Ajit Agarkar provided the hosts the early breakthrough, dismissing Jehan Mubarak, but Tillekeratne Dilshan joined overnight batsman Mahela Jayawardene to stitch a sound partnership for the seventh wicket. They added 67 runs and, more importantly, smothered Kumble’s sting.
But who could deny destiny’s child of the Kotla' He went through the defence of an overambitious Dilshan at the stroke of lunch and expedited Team India’s passage to their sixth victory on the trot at the ground.
Harbhajan Singh, whose stump-to-stump bowling looked more suited to the ODI variety, suddenly realised he had more Test weapons. The moment he started using those, Sri Lanka gave up the fight.
The off-spinner first bemused Jayawardene with teasing flight, Gautam Gambhir taking an easy catch at forward short-leg. Next over, it was Kumble’s turn to rejoin the party. Chaminda Vaas tried to pull him with all his power, but the ball kept low and Harbhajan took the catch at mid-wicket.
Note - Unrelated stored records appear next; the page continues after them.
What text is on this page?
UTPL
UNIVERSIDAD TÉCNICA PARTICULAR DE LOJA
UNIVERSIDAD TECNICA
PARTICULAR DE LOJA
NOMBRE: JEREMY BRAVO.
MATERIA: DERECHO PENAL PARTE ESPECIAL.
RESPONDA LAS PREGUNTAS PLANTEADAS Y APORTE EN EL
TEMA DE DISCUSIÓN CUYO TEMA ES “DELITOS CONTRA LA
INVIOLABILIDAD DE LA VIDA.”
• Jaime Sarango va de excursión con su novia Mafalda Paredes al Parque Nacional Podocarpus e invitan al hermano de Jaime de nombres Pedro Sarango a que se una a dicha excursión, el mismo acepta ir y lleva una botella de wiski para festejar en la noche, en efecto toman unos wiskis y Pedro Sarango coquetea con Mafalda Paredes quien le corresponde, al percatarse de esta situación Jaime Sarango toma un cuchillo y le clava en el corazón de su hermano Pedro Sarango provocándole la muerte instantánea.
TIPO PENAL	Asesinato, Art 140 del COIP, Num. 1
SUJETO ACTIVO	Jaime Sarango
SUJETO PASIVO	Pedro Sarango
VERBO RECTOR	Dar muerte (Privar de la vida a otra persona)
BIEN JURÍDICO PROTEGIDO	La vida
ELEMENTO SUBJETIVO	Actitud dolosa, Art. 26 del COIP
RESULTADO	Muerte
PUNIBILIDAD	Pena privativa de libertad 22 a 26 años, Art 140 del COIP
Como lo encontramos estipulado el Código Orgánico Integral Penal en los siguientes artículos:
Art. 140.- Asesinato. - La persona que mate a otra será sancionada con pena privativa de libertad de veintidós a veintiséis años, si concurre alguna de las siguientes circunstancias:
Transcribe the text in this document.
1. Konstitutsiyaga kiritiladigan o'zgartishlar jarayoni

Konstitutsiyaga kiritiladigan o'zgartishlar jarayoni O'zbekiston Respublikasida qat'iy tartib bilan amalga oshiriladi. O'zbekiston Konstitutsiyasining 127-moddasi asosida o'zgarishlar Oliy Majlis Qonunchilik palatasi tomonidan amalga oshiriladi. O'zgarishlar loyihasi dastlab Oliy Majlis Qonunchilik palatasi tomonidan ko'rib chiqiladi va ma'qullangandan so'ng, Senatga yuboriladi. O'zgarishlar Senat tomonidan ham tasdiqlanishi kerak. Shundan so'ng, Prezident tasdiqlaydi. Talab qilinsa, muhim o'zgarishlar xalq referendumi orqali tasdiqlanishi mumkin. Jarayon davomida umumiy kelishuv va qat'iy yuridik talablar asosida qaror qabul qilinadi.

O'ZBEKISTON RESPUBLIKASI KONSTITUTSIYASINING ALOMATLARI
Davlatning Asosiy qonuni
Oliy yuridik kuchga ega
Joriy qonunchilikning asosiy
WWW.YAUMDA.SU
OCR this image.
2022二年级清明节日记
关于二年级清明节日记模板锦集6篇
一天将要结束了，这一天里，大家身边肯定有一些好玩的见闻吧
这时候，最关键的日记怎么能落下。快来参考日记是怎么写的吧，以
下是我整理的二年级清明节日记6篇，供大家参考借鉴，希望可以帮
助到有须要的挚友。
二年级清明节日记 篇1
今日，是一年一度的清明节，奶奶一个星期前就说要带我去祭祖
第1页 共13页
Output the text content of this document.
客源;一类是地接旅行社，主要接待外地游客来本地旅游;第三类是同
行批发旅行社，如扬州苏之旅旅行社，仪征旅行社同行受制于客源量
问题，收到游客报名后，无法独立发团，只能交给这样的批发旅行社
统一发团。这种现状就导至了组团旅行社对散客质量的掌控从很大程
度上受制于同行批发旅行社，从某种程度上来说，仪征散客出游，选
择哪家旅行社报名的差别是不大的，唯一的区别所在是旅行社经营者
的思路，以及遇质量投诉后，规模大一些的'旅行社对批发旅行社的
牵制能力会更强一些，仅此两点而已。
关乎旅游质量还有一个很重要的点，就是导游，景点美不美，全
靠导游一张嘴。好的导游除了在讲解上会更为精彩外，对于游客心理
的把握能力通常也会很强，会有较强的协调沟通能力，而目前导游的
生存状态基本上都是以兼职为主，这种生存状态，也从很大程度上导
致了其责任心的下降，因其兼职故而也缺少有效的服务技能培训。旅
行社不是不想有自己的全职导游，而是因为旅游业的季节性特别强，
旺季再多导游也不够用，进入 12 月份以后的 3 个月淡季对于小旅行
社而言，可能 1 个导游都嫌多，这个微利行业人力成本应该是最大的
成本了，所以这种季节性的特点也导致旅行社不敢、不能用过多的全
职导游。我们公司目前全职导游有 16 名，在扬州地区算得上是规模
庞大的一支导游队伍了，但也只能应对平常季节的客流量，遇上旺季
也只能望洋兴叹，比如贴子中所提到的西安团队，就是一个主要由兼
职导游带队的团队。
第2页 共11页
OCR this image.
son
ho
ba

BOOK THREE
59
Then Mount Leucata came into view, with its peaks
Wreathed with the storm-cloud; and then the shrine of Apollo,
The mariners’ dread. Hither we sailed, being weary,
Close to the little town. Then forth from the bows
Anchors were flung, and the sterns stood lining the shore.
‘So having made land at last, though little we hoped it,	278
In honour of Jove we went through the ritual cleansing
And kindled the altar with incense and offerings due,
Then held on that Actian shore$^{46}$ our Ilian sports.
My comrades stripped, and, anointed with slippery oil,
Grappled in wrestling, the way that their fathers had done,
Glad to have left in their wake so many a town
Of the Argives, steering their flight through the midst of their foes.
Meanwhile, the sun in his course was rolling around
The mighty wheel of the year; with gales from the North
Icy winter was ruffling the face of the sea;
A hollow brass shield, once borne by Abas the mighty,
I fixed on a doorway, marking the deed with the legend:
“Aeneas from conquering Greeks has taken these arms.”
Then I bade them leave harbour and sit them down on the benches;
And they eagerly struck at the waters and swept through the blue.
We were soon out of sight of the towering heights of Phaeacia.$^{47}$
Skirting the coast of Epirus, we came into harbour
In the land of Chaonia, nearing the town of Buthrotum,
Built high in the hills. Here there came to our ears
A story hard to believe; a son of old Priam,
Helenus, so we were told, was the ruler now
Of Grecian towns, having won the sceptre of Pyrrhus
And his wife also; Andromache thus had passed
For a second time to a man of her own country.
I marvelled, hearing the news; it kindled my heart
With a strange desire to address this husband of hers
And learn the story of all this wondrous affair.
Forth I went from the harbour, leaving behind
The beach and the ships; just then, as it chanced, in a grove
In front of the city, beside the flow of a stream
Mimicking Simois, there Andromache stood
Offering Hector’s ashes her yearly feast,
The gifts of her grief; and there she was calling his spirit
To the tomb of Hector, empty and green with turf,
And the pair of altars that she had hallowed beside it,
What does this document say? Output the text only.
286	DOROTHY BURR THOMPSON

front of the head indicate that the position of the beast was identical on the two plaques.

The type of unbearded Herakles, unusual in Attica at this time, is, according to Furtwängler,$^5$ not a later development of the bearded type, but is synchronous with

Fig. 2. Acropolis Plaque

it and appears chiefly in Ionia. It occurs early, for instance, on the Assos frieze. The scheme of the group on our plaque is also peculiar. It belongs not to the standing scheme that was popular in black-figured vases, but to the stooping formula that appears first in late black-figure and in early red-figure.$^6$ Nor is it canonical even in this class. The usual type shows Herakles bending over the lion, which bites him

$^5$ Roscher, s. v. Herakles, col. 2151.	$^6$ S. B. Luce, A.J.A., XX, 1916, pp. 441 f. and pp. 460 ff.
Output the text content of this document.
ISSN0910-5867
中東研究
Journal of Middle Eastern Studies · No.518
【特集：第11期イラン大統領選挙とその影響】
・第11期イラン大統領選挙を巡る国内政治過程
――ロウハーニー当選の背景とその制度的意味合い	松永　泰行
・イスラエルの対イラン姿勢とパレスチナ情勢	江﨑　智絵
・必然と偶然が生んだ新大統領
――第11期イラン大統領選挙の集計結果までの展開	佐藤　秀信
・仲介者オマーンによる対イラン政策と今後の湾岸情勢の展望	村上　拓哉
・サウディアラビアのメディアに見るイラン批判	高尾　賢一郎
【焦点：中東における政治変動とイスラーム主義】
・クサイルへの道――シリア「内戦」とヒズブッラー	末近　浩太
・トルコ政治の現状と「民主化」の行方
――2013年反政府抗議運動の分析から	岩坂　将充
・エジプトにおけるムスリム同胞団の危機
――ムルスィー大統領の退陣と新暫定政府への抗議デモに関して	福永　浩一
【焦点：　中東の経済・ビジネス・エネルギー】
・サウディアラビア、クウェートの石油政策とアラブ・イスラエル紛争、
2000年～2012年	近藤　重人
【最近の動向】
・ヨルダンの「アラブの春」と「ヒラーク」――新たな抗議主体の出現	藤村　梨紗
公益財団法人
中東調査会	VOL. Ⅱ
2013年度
Mahendra Singh Dhoni had the satisfaction of completing the final action when last batsman Muttiah Muralidharan top-edged a Harbhajan delivery. Within 42 minutes after lunch, it was all over for Sri Lanka.
If it's a collective performance for India, their rivals' cause, on the other hand, was dented by a thigh sprain to Muralidharan. It was first noticed when the off-spinner came out to bat with a runner. The Sri Lankan captain later revealed, "it's nothing serious". But Muralidharan's bowling in India's second innings - one wicket for 118 runs in 38 overs - must say something else.
Coach Tom Moody also need to have a relook at his tail. Even if it was a lost cause, most batsmen down the order looked happy playing ambitious shots, when grafting was a more sensible ploy.
"We lost the match in two small periods. It was 45 minutes of madness at the end of Day II and then again in the second innings (on Tuesday evening) we lost quick wickets going into the fifth day," Moody later said. He was right.
Team India now will go to Ahmedabad with the much-needed confidence after the Chennai disappointment, but the celebration was largely overshadowed by the news that Sourav Ganguly is no more part of Team India.
The former captain contributed 40 and 39, and shared a crucial partnership of 81 with Yuvraj Singh in the second innings, that virtually blocked all escape routes for Sri Lanka. More than that, he made a strong statement by getting involved in on-field discussions, cheering the bowlers and providing tips to Dravid.
Alas, it wasn’t enough to get the backing of the powers-that-be.